Reconocer las señales tempranas de advertencia de la enfermedad renal crónica es crucial para una intervención oportuna, pero estas señales a menudo son sutiles y fácilmente pasan desapercibidas o se confunden con cambios normales del envejecimiento. Los cambios tempranos más comunes y característicos ocurren en los hábitos de beber y orinar. Cuando los riñones no pueden concentrar eficazmente la orina, las mascotas producen grandes volúmenes de orina diluida, lo que provoca una mayor pérdida de agua. Para compensar esta pérdida, aumentan significativamente la ingesta de agua. Si nota que su mascota bebe más agua que antes, busca con frecuencia fuentes de agua adicionales, como grifos o inodoros que gotean, o los tazones de agua necesitan rellenarse con más frecuencia de lo habitual, estas son señales que vale la pena tener en cuenta.
Los cambios en la micción corresponden a cambios en la bebida. El volumen de orina aumenta notablemente, lo que posiblemente requiera viajes al aire libre más frecuentes para los perros o una limpieza más frecuente de la caja de arena para los gatos. El color de la orina se vuelve más claro, acercándose al color del agua clara, lo que refleja la disminución de la capacidad de concentración del riñón. Algunas mascotas pueden sufrir accidentes de eliminación en interiores debido al aumento del volumen de orina, especialmente durante la noche o cuando los dueños no están. La aparición de estos cambios debería incitarlo a programar un examen veterinario, incluso si su mascota parece normal.

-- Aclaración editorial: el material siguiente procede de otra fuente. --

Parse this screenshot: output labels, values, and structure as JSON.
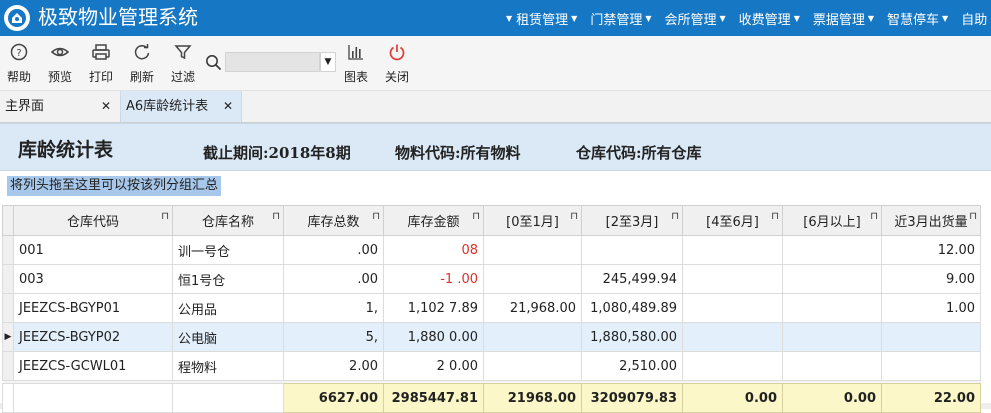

Otros síntomas a los que hay que prestar atención incluyen disminución del apetito y pérdida de peso, que pueden estar relacionados con las náuseas causadas por la acumulación de toxinas en el cuerpo. Los vómitos, especialmente los frecuentes o persistentes, son una manifestación común de la progresión de la enfermedad renal. El mal aliento, especialmente con el característico olor a amoníaco de la uremia, merece gran preocupación. La disminución de la calidad del pelaje, volviéndose seco y opaco, refleja un deterioro del estado nutricional general. La debilidad y la actividad reducida pueden estar relacionadas con la anemia y los trastornos metabólicos generales. Cuando uno o más de estos síntomas aparecen simultáneamente, se debe buscar una evaluación veterinaria inmediata, ya que el diagnóstico temprano puede asegurar un tiempo valioso para el tratamiento.